Disampaikan, beberapa langkah yang telah dilaksanakan Pokja antara lain; tahun ini menyusun roadmap pengembangan madrasah inklusi. Tahun depan segera dikembangankan roadmap pendidikan Islam inklusi pada semua direktorat; direktorat PTKI, PD Pontren, Direktorat PAI dan sekretariat sebagai supporting system. Di samping itu, mendirikan Forum Pendidik Madrasah Inklusi (FPMI). Pusat telah membentuk kepengurusan di daerah-daerah, secara bersama-sama mulai menggerakkan geliat layanan pendidikan Islam inklusi ini. Sehingga kehadiran kementerian agama dalam memberikan layanan pendidikan Islam inklusif bisa dirasakan secara nyata.

Menurut data EMIS tahun 2021, di madrasah ada 47.516 peserta didik berkebutuhan khusus (PDBK). Secara kelembagaan, Ada 110 Madrasah Inklusi yang melayani PDBK. Para guru pendamping khusus (GPK), telah bergabung dalam Forum Pendidik Madrasah Inklusi (FPMI). Mereka secara mandiri dan seadanya telah mengembangkan kapasitas dirinya untuk memberikan layanan terbaik kepada PDBK tersebut. Dukungan dari semua pihak masih sangat dibutuhkan, dari lembaga pusat hingga unit terkecil dari satuan pendidikan. Demikian juga di Perguruan Tinggi keagamaan. Ekosistem layanan pendidikan inklusi kementerian agama juga belum bersinergi dengan baik. Inilah tantangan untuk mewujudkan “Pendidikan Tanpa Diskriminasi, Setara Untuk Semua.”

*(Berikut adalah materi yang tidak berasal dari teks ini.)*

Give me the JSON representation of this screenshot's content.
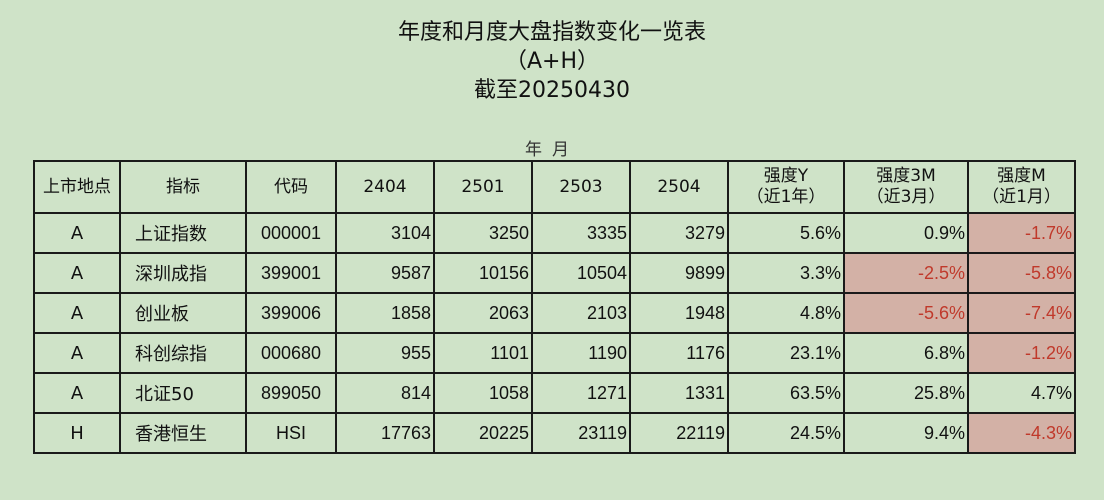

Pihaknya berharap, kegiatan peringatan hari disabilitas ini, menjadi momen untuk membangun kebersamaan dari pusat hingga daerah, secara bersama –sama dan gotong royong menangani ini. Pihaknya juga berharap semua unsur pendidikan Islam mulai pusat hingga daerah dan unit terkecil pendidikan, juga yang hadir pada agenda kali ini (Para Direktur di lingkungan Ditjen Pendis Kemenag RI, Direktur KSKK Madrasah, Direktur PTKI, PD Pontren, Direktur PAI dan Kesekretariatan Ditjen Pendis, kepala kanwil Kemenag DIY dan jajaran pejabat kependidikan lainnya, Rektor UIN Sunan Kalijaga dan para dekan beserta jajaran lainnya, para kepala madrasah: RA, MI, MTs dan MA baik swasta maupun Negeri, perwakilan pengurus FPMI tingkat provinsi se Indonesia, para aktivis Pendidikan Islam Inklusi; dosen, guru dan NGO, perwakilan PDBK dan Mahasiswa Disabilitas, serta para peserta dari guru, pengurus FPMI, yang mengikuti secara Daring seluruh Indonesia), dapat membangun kebersamaan dan menumbuhkan semangat gotong royong memberikan layanan pendidikan Islam yang inklusif; “ demikian Rahmat Mulyana.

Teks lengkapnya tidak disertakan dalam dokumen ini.